Basically, just get some developer and get on with it.

Your first tests should include varying exposure time and developer concentrate.
Many developers will happily work at <=20oC.
I use Seno with Fotoboard2.
As it is good quality it may not be avaialble from Ebay.

In a proper UV box exposure is 1'30" and developed in Seno in <30 seconds @ 20oC.

Then do a PCB strip to check for UV evenness - this is an absolute 'must do' for larger boards esp with <0.4mm tracks.

Obviously you will buy a Developer suitable for the board and not the cheapest unbranded stuff available?
 

alband

Senior Member
Well I developed it on Thursday although I didn't see the usual stuff that I expect i.e. patches going very dark then when sloshed a bit the dark coming off like ink. Anyway, I kept going and once it was "done" and out the solution, it had definitely changed colour on one half.

I've just etched it and am staggared...

It didn't appear to do much and the whole process was rather cumbersome, to keep the tray at 40deg I had to boil a kettle, and fill the sink with hot water then sit the tray on top (actually worked very well and I'll use it again). Anyway, after about 8min of sitting in the ferric chloride half of the strip faded away. I've attached the results. Unfortunately it has faded the bits that were meant to stay as well. I suspect it got some excess light from the surrounding but it can have been much because I kept the tape mask on an left it upside down.
There also appears to be no difference between the 3 minuite exposure and the 30 minuite exposure. Thus, I am going to do another today all at once to try and get some more definite results but wanted to know something:

How do people cut their PCB? It took me ages to cut mine using a "dremel stylus" and a rotary blade, and I still had to snap it off.
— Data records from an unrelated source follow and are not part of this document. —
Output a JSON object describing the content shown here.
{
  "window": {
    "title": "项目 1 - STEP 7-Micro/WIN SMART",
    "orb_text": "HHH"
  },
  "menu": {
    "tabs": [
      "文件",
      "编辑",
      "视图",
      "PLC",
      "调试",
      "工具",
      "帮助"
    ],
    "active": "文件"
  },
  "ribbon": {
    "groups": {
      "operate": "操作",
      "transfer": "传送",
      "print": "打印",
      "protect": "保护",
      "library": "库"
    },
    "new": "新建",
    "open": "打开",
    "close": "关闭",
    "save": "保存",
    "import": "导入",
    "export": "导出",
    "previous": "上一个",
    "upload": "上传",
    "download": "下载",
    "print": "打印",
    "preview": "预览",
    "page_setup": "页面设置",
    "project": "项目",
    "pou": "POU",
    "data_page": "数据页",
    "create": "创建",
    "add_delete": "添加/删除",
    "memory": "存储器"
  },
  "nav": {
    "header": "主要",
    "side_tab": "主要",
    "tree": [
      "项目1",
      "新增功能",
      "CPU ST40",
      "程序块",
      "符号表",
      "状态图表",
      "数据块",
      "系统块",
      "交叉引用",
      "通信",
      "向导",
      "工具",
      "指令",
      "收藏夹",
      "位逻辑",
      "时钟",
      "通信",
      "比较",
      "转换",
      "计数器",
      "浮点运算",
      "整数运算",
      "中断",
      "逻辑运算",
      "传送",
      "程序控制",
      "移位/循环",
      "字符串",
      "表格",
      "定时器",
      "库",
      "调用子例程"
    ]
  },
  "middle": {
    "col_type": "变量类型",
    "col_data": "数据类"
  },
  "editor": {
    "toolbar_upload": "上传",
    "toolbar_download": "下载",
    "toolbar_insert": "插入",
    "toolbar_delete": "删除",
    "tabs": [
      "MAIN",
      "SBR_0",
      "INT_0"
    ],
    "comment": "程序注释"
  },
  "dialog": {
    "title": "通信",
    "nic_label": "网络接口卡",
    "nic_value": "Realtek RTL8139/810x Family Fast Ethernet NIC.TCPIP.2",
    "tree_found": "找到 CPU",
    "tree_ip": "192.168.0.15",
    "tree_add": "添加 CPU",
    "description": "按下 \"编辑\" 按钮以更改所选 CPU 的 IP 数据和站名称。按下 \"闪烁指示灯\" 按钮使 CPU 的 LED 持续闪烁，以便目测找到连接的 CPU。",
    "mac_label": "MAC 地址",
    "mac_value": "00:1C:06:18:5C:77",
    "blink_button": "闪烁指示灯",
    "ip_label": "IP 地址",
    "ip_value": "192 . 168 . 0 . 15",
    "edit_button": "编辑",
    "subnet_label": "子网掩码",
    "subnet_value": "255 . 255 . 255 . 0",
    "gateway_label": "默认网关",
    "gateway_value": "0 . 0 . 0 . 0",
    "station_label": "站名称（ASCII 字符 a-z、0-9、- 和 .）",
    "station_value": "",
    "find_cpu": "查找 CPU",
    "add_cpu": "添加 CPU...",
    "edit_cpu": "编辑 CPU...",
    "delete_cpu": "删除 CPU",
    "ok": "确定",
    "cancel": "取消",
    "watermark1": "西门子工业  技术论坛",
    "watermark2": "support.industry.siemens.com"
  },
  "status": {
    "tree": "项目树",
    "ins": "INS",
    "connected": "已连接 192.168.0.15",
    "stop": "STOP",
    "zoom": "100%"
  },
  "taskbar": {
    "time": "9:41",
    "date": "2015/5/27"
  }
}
Have people bough special cutters or is it possible to use wire cutters etc.?

Thanks,
David.
 

Attachments

Dippy

Moderator
Hacksaw, guillotine, milling machine - whatever your budget will stand.
Standard wire cutters would crack the board.
In production you can chain drill to make breakway boards - not pretty, edge looks like a postage stamp.
Sorry, there is no easy way for zero cost :(

Can't comment on etching though sadly.
Haven't got a clue what the left hand picture is meant to show(?).
(something sitting in etcher or Oxtail soup - can't see what it's meant to mean, sorry).

The other image... well, what did the negative look like.

In my UV box I expose for 1.5 mins.
If I exposed for more than 2 mins then ALL the photoresist would come off in the delevoper.
I develop for 30 seconds approx.
 

alband

Senior Member
Sorry my internet is appauling at the momnet.

The left image is the strip of PCB in the ferric chloride, in the tray, in the sink (with the hot water bellow).

I just cut of a strip of PCB. Covered it with tape, then peal of chunks on one side every 3 minuites.

The attachment shows the UV nail thing with the strip of PCB in with the left chunk pealed back.
 

Attachments

Dippy

Moderator
If it is black tape (like insulating tape) then why are there lines in the copper?

I'm not sure what you want us to say?

What make of board by the way?
Some known brand or Ebay special?
 

Dippy

Moderator
Why not print some lines of various thickness onto transparency (or even thin tracing paper) then expose for a few different times.
This will show UV inensity and distribution in one hit.